Before we answer that question it is important to step back and understand why churches are exempt in the first place. The short answer is that the tax-exemption is meant to provide some extra separation between church and state, by keeping the government out of the church’s finances. Proponents also point to the fact that churches, like other 501(c)(3) nonprofit charitable organizations, which are exempt from federal income tax and are able to accept tax-deductible donations, often provide important and neutral social services to members of the public. In particular, as the Supeme Court has noted, churches “foster [the community’s] ‘moral or mental improvement.'” Walz v. Tax Commission of the City of New York (1970).
Under a 1954 amendment to the Internal Revenue Code (the so-called Johnson Amendment) churches and all other 501(c)(3) charities are “absolutely prohibited from directly or indirectly participating in, or intervening in, any political campaign on behalf of (or in opposition to) any candidate for elective public office” if they are to remain tax-exempt. In practice, the rule is almost never enforced and in 2017 President Trump signed an executive order titled “Promoting Free Speech and Religious Liberty,” which limits enforcement of the Johnson Amendment.
The most common way that your church could lose it tax-exempt status is through private inurement. A nonprofit’s income or assets should not be used to benefit any individual person or organization but rather the public good. While your church is allowed to pay reasonable salaries, income or assets cannot benefit or go to insiders such as officers, directors, or important employees. If this happens, a church could easily lose its status and also be subject to penalty excise taxes.

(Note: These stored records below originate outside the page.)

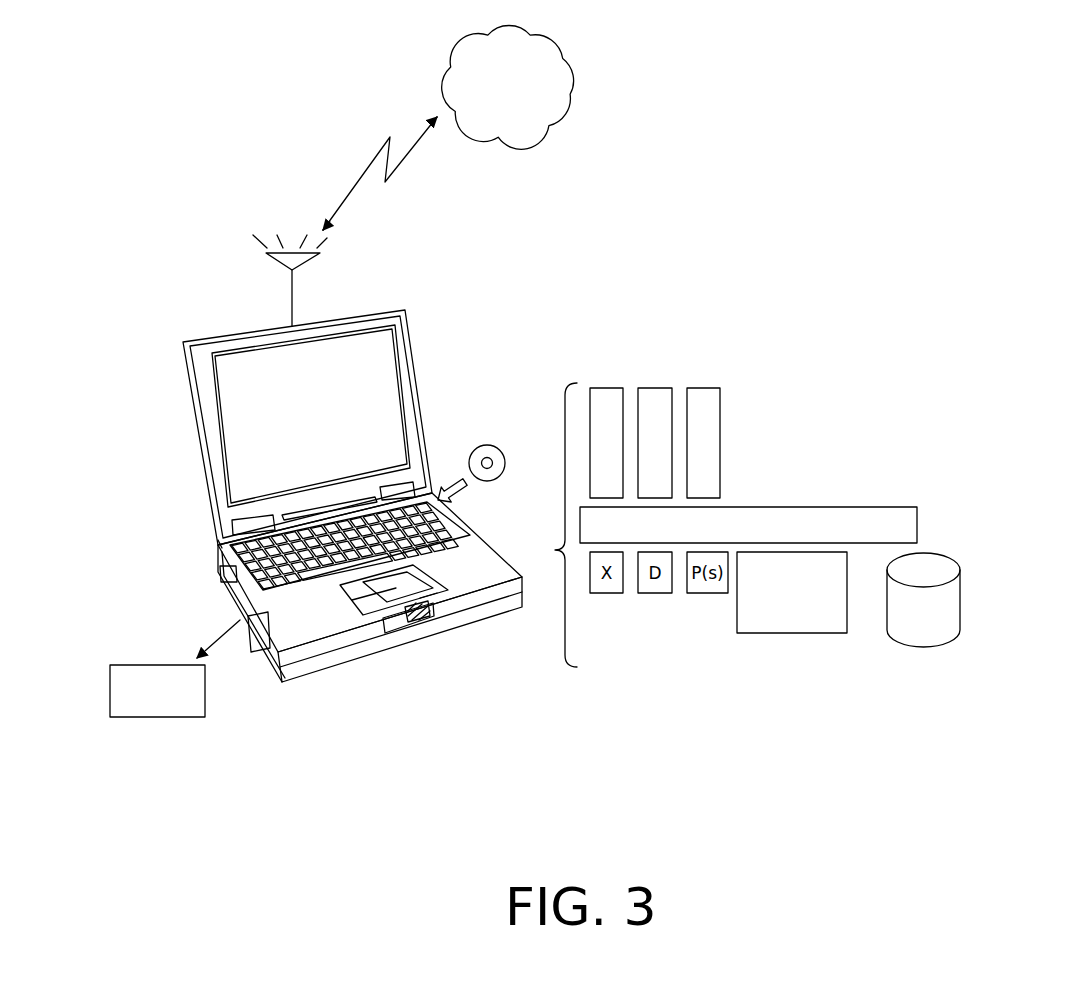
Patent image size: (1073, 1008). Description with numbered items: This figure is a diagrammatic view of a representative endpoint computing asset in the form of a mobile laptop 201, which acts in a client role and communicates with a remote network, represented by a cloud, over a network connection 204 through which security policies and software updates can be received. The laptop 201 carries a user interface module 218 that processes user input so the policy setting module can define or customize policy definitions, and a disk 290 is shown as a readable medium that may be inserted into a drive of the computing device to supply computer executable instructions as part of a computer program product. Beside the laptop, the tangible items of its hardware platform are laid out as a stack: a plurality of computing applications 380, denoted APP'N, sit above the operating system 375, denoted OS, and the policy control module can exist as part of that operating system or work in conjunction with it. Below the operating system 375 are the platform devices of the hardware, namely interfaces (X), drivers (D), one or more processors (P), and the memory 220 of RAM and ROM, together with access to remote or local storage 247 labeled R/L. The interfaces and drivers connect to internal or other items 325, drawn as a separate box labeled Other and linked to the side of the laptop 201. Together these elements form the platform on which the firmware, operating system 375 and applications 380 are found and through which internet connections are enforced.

The laptop 201 is at (213, 335).
The network connection 204 is at (561, 41).
The user interface module 218 is at (203, 538).
The memory 220 is at (783, 634).
The remote or local storage 247 is at (935, 648).
The disk 290 is at (507, 447).
The internal or other items 325 is at (178, 718).
The operating system 375 is at (918, 520).
The computing applications 380 is at (847, 390).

Many churches also engage in other forms of transactions that generate income and are not substantially related to the purposes constituting the basis for the church’s exemption. For example, a church may also operate a bookstore, or a coffee shop. If a church has $1,000 or more in gross income from Unrelated Business Income (UBI), they must file an IRS Form 990-T. In calculating this they are allowed to deduct for all reasonable and necessary expenses directly associated with the UBI. In order to prevent unfair competition between exempt and taxable organizations, if unrelated business income comprises a "substantial" portion of an exempt organization's income, loss of tax-exempt status may result.
If you generate funds from a business activity, but it is not regular, you may have to pay taxes on that income, but it won't jeopardize your tax-exempt status. Sometimes churches do everything right but forget to file the right paperwork and can lose their tax-exemot status, at least temporarily.
Finally, one of the easiest ways to lose your tax-exempt status is to simply not do what you said you were going to do. When your tax exempt status was granted, your statement of purpose was filed and included a promise that you would engage in one of the following worthwhile works: “Charitable, religious, educational, scientific, literary, testing for public safety, foster amateur sports competition, prevents cruelty to children or animals.” If your purpose changes, you must notify the IRS. If you do not, you put your status in jeopardy.
In general, if a church engages in illegal activity, or violates public policy, they could also lose their status.
If you are concerned about a particular activity and whether it falls into a grey area, make sure to consult with an attorney as soon as possible.